# Lindon and the War of Wrath: Interesting point for roleplay



## Elaini (Oct 29, 2018)

I would expect that many Quendi passed through Lindon during or after the War of Wrath and may have met each other there. Of course in RP I always must meet many Elves the first time, but the chances are that if my and their characters both lived in the First Age, they might already be acquaintances.

Lindon (Forlindon and Harlindon) must have been extremely crowded with Elves in some point.


----------



## Alcuin (Oct 30, 2018)

There is a guy named Stephen Wigmore who has done a great deal of work on this, building on an essay by Michael Martinez. You can find Wigmore’s essays and estimates at this link. I’ve independently done some work on this material, and I think the numbers from Martinez and Wigmore are in the ballpark. (“In the ballpark”: an appropriate Americanism, since the World Series ended this week: Go Sox!). 

He figures the total number of Elves in Beleriand before their reduction by Morgoth’s assaults at about 1.25 million, along with perhaps 150,000 Edain (at their maximum population) and about 345,000 Dwarves. 

Wigmore estimates 400,000 surviving Elves - Noldor, Sindar, and Avari - from Beleriand in Lindon at the end of the First Age. About five-eighths of them left for Eldamar or Tol Eressëa after the War of Wrath, leaving a population of about 150,000 as the Second Age began. He estimates the Elves remaining in Lindon at 30-40 thousand at the end of the Third Age. 

All the surviving Elves, Dwarves, and Men of Beleriand at the end of the First Age must initially be in Lindon. The Dwarves mostly left for Khazad-dûm, though some few continued to work the old mines of Belegost. (That’s probably where Thorin Oakenshield was living when Gandalf visited him just before Bilbo’s unexpected journey.) Nogrod seems to have been completely ruined. Wigmore thinks there were 30,000 surviving Edain, most of whom immigrated to Númenor, leaving the remaining inhabitants of Lindon predominantly Elvish. 

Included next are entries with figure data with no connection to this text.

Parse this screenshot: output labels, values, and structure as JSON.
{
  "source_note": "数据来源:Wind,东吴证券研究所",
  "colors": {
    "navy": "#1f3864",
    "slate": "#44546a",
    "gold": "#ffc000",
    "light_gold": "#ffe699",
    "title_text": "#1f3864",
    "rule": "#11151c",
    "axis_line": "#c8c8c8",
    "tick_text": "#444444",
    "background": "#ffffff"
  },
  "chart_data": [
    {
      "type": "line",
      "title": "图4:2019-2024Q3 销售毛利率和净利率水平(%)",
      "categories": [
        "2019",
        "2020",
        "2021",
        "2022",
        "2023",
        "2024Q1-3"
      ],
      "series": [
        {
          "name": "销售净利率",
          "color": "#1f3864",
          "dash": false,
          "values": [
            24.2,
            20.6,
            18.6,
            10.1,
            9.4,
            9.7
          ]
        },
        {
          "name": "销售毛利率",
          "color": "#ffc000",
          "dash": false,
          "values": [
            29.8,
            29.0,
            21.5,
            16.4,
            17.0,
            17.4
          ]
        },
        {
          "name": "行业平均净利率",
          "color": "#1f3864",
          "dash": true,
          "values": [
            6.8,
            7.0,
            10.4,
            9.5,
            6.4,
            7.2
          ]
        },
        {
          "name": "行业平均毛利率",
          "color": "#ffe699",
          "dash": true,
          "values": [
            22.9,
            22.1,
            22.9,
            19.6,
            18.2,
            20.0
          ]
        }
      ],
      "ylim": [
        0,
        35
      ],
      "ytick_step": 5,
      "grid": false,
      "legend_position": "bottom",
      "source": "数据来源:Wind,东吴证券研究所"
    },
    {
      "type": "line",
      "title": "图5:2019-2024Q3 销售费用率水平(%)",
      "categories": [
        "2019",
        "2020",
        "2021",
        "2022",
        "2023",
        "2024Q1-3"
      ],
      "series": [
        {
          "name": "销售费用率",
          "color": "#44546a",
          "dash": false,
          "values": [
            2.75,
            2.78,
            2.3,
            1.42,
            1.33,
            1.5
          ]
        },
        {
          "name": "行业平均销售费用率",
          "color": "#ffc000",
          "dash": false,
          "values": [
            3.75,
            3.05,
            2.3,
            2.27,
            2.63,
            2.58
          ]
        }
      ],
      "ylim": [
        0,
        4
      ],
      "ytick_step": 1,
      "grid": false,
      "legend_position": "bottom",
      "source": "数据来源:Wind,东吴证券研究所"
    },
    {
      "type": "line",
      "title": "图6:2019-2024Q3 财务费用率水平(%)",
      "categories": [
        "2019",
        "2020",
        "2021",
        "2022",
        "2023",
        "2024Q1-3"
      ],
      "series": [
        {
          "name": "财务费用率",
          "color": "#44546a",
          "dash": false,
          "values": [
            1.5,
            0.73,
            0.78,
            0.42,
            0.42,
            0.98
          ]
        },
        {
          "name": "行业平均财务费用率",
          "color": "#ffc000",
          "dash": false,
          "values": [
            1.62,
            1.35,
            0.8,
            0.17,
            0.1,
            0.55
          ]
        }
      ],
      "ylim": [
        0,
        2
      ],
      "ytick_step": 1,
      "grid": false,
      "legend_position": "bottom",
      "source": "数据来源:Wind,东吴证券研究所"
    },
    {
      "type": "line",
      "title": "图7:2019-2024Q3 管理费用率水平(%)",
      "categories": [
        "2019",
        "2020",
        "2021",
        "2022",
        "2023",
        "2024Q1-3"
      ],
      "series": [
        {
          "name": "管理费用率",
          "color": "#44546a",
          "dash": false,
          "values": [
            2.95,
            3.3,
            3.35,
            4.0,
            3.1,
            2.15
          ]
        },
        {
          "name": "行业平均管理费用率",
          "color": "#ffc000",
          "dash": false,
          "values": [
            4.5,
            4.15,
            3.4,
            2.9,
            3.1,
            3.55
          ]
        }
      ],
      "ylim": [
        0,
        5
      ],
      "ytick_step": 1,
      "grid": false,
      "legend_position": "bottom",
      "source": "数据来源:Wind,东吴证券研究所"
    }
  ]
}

He assumes Rivendell at the end of the Third Age with a population well under one thousand (400 is his estimate, which seems a little low to me). 

He guesses Lórien and Thranduil’s kingdom at the same time with populations of about 30,000 apiece. 

His mean estimate for Gondor is about 1.2 million as the War of the Ring begins, with Rohan about one-third that number.


----------